Ghanaian public servant

Robert Nii Djan Dodoo (1934-2014) was a Ghanaian civil servant. He was Head of the Civil Service from 1994 to 2001 during Jerry Rawlings civilian rule. He had served previously as executive director of the Price and Incomes Board.

After Rawlings exit from the presidency, he was accused and faced trial for financial loss to the state. He made a return to government office as Chairperson of the Civil Service Council under the presidential administrations of John Atta-Mills and John Mahama, and was also a member of the National Development Planning Commission.

==Civil Service==
Dodoo worked as executive director of the Prices and Incomes Board, a subverted organization in Accra prior to the Fourth Ghanaian Republic.

In 1994, Dodoo was appointed to be Head of the Civil Service.

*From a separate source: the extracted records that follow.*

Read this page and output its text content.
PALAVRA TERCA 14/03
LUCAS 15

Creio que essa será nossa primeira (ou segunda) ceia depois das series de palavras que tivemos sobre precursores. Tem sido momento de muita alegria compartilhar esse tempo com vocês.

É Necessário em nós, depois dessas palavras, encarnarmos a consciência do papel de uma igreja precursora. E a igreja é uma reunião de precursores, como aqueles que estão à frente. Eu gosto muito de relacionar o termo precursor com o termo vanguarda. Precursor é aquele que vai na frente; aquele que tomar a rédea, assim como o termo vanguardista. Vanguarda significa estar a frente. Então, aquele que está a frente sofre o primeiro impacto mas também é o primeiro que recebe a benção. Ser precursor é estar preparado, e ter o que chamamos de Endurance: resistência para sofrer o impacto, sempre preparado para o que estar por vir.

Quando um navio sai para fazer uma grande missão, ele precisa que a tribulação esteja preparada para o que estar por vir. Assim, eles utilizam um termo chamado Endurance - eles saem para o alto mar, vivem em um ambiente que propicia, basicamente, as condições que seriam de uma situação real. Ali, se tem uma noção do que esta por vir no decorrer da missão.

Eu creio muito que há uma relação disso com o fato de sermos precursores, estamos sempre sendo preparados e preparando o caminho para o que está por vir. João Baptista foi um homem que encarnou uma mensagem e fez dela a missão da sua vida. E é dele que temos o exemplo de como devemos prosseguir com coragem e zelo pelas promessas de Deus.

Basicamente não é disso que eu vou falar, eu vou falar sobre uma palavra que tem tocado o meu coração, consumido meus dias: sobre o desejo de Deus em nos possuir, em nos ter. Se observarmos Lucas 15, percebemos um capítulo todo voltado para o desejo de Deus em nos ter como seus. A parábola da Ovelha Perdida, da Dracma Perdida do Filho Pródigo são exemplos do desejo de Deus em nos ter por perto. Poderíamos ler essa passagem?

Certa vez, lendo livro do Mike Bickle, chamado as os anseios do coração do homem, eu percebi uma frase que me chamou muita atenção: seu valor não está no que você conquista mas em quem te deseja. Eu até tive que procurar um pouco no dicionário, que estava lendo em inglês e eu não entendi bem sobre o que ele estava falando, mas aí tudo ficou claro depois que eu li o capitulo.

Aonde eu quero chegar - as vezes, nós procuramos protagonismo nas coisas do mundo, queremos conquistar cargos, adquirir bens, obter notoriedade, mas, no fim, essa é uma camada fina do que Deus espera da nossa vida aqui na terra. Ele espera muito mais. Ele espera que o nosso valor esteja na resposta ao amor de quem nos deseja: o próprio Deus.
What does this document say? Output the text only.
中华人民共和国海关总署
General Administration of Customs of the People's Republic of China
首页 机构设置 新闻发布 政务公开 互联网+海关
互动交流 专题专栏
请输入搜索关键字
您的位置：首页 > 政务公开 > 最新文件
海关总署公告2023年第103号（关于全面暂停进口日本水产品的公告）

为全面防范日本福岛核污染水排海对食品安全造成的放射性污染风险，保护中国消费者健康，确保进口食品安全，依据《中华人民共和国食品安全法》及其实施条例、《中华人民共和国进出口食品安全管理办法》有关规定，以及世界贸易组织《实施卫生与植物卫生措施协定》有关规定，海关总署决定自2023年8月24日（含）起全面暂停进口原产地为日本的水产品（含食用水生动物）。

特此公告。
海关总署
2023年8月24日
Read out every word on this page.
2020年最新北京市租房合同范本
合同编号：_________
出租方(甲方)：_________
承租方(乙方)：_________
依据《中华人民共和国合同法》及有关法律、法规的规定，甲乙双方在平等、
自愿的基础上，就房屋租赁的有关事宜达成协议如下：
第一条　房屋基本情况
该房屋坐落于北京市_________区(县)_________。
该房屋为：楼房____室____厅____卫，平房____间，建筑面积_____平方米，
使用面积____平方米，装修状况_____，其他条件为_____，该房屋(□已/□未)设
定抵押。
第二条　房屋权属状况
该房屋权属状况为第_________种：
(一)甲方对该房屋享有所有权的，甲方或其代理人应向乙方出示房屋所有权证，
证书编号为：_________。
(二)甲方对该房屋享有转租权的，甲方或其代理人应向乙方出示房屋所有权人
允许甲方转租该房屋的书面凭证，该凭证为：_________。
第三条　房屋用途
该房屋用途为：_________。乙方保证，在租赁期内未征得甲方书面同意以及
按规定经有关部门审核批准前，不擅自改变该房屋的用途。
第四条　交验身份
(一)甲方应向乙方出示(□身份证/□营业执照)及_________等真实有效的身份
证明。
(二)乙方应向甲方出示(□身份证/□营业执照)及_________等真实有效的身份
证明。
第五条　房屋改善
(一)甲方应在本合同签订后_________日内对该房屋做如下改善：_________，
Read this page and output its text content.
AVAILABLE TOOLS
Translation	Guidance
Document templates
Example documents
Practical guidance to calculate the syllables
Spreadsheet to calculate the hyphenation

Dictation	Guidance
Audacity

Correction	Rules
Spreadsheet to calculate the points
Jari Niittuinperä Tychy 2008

Since he was not a career civil servant, his appointment sparked controversy.

In 2001, the NPP administration of John Kufuor requested Dodoo to proceed on leave, and to hand over to K. Obeng Adofo who was chief director of the Office of the Head of Civil Service.

Dodoo was subsequently put on trial by the Kufuor administration for causing financial loss to state. The case gained a lot of media attention. Dodoo pleaded not guilty to the charges levelled against him in court. The judge who presided over the case was Justice Avril Lovelace-Johnson.